すなわち駅進入直前の高速度域で起きた滑走が主因で過走が起きたと判断できる。TGV(仏)が未開通建設線での高速度試験中に過速度転覆事故を起こしたが、曲線突入に際して最高速試験運転からの減速距離が不足した模様。高速度記録試験と氷雪滑走と発生条件は違うが、今回の郡山過走と同様の、高速部での減速不足だった様だ。

 分岐速度Vを逆算: <1.3>

V(1220)=sqrt(1220*25.92)=177.8[km/h] または、V(1220-145)=sqrt(1075*17.465)=137.0[km/h]
 山形新幹線つばさ7連の停止目標は、後方の10連用付近で、分岐速度137km/h前後だったと考えるのが矛盾が少ない。

 高速領域での速度計軸を含む滑走だとすると、速度計軸を最後端にして、純粋な速度計測用軸に=制動トルク=ゼロする必要があるのかもしれない! かっての0系での先頭軸を速度計軸とし、摩擦制動力をゼロとしたATC制御を、最後部軸に振り替えるのである。
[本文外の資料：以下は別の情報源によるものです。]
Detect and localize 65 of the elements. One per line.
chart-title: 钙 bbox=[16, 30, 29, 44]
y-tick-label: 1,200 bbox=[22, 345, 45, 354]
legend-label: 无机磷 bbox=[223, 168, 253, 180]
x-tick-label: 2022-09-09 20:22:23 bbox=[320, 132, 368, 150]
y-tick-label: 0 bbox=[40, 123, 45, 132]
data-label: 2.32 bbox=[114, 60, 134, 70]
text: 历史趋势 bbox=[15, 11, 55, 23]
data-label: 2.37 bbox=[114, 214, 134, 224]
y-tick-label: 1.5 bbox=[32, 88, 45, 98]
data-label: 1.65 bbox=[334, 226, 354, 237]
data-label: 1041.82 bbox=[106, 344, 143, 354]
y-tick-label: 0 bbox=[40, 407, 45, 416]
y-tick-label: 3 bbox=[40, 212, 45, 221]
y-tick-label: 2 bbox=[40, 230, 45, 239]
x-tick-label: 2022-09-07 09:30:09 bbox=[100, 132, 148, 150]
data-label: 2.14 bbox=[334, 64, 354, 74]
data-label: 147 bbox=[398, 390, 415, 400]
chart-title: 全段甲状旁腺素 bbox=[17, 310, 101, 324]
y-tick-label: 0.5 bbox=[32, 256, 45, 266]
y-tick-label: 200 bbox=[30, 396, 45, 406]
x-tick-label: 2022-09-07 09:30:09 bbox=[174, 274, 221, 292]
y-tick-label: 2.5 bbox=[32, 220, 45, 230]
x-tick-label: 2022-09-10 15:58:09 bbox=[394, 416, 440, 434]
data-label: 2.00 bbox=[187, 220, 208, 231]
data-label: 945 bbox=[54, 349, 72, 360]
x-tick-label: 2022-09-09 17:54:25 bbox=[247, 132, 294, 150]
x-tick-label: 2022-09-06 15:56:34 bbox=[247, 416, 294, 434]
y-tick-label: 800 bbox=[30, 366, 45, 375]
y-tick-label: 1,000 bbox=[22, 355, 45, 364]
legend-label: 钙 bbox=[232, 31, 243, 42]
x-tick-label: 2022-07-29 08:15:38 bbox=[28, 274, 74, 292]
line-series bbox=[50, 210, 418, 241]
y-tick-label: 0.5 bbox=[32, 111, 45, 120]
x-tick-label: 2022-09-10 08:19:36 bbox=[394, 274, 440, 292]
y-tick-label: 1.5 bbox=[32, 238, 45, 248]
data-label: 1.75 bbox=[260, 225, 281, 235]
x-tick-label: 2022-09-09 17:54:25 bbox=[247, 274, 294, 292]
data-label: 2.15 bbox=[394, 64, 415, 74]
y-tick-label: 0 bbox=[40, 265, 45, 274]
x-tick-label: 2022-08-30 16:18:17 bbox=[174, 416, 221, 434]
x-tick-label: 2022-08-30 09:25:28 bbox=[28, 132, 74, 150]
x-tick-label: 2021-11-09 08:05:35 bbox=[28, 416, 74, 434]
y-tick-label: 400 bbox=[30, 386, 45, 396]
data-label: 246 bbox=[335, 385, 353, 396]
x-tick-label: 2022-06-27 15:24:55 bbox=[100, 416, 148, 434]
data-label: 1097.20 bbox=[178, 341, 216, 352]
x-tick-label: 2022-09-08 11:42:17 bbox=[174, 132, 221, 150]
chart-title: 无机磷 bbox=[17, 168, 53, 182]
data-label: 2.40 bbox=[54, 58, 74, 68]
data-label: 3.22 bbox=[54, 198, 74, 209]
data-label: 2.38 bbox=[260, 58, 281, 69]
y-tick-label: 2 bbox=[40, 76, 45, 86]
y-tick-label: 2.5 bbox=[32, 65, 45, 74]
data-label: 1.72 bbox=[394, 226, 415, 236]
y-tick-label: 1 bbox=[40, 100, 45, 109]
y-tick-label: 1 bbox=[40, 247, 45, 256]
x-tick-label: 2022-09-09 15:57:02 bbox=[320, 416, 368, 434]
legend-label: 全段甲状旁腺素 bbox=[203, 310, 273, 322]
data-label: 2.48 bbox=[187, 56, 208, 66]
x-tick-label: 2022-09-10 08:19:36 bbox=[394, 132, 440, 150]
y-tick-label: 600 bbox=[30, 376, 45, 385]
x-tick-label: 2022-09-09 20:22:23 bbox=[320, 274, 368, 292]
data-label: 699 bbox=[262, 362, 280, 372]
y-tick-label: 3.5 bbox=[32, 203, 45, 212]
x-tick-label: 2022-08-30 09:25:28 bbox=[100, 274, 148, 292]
但し、電制モードで滑走が起きていると無効な対策であった。 0系で電制時の速度計軸切り離しは行われていないハズ=高速滑走の過走は収まりきらない。 減速時に速度計軸が滑走すると、実速度より低い速度値が出力されて減速不足になって過走の原因になってしまう。 高速域は電制だが、速度計測軸を最後尾にすることで電制モードでの滑走が解消すれば問題解決だ。
だが、速度計軸を最後尾にしても電制時に滑った場合、そのモータ軸の駆動OFFが必要となり、インバータ駆動方式(≒3相交流モータ駆動方式)の場合、制御単位がモータ毎にインバータを設ける1C-1M(1コンバータ1モータ)方式なら1軸OFFは容易いが、現状、多数派となっている1C-4M方式だと1両丸ごとOFFか?1C-2M制御なら台車単位でOFFに出来るが複雑化は嫌われる。 北海道の4軸独立微分最粘着制御高速特急はディーゼルカーだから元々が空制独立制御で電空切替はない。

 降雪・結氷状態での衝突防止策としては、ATS/ATCでの車上演算の減速定数設定20〜25を、耐雪ブレーキを作動させるような結氷・降雪時に8程度に切り替える機能を付して運用すれば、減速定数反比例で遠くから減速が始まり衝突にまで到ることはまず無い。低減速定数に切り替えても前に列車が無い場合には時間損失はほとんど発生しない。停止定位の駅でのみ低減速による遅延が起こりやすいが、初電を過ぎるにつれて過走の危険性は減る。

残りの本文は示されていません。